In order to strengthen his feeble forces, Ethelred allied himself, in
1001, to Richard II., Duke of Normandy, and married his daughter Emma,
but the Danes continued to make night hideous and elope with ladies whom
they had never met before. It was a sad time in the history of England,
and poor Emma wept many a hot and bitter tear as she yielded one jewel
after another to the pawnbroker in order to buy off the coarse and
hateful Danes.

If Ethelred were to know how he is regarded by the historian who pens
these lines, he would kick the foot-board out of his casket, and bite
himself severely in four places.

To add to his foul history, happening to have a few inoffensive Danes on
hand, on the 13th of November, the festival of St.

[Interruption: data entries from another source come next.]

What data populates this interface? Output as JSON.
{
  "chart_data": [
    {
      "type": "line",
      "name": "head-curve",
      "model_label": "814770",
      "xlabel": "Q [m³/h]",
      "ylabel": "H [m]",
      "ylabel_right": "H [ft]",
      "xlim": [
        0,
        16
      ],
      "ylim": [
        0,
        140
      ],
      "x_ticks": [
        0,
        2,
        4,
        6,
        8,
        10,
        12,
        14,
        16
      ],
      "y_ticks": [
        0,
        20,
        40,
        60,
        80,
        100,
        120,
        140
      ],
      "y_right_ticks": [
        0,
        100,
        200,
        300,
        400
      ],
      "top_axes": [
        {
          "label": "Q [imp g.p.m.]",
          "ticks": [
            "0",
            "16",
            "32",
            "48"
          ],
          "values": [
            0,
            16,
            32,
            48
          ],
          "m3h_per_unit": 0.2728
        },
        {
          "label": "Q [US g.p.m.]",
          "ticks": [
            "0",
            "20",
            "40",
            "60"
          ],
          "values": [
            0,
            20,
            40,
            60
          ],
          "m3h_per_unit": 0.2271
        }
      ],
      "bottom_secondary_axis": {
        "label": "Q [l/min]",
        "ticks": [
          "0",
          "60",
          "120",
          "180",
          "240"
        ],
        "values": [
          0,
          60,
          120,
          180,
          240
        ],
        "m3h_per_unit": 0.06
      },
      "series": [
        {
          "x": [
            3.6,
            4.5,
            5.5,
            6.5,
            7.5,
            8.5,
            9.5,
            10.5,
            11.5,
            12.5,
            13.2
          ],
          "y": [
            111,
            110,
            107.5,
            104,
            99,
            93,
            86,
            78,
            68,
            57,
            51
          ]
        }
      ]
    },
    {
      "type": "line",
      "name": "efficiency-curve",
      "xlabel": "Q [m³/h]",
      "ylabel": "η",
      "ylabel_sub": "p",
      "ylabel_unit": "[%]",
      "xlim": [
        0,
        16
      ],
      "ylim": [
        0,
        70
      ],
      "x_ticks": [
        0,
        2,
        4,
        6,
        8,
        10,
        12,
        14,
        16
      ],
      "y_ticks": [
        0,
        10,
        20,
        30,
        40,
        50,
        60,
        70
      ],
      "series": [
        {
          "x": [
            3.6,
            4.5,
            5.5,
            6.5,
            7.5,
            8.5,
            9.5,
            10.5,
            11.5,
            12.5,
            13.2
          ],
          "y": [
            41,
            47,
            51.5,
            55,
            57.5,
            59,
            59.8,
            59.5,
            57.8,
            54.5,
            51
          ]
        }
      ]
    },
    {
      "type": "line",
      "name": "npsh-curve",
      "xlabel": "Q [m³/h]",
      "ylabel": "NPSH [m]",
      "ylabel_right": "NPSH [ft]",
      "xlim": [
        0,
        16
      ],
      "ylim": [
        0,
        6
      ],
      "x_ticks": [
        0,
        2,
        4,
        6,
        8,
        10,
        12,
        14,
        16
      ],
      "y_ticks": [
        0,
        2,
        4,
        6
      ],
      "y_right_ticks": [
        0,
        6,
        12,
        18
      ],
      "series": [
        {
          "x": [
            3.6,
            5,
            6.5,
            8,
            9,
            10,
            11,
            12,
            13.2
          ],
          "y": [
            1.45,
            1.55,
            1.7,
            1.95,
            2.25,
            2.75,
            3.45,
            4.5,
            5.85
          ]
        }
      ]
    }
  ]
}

Brice, 1002, he gave
it out that he would massacre these people, among them the sister of the
Danish king, a noble woman who had become a Christian (only it is to be
hoped a better one), and married an English earl. He had them all
butchered.

[Illustration: ETHELRED WEDS EMMA.]

In 1003, Sweyn, with revenge in his heart, began a war of extermination
or subjugation, and never yielded till he was, in fact, king of England,
while the royal intellectual polyp, known as Ethelred the Unwholesome,
fled to Normandy, in the 1013th year Anno Domini.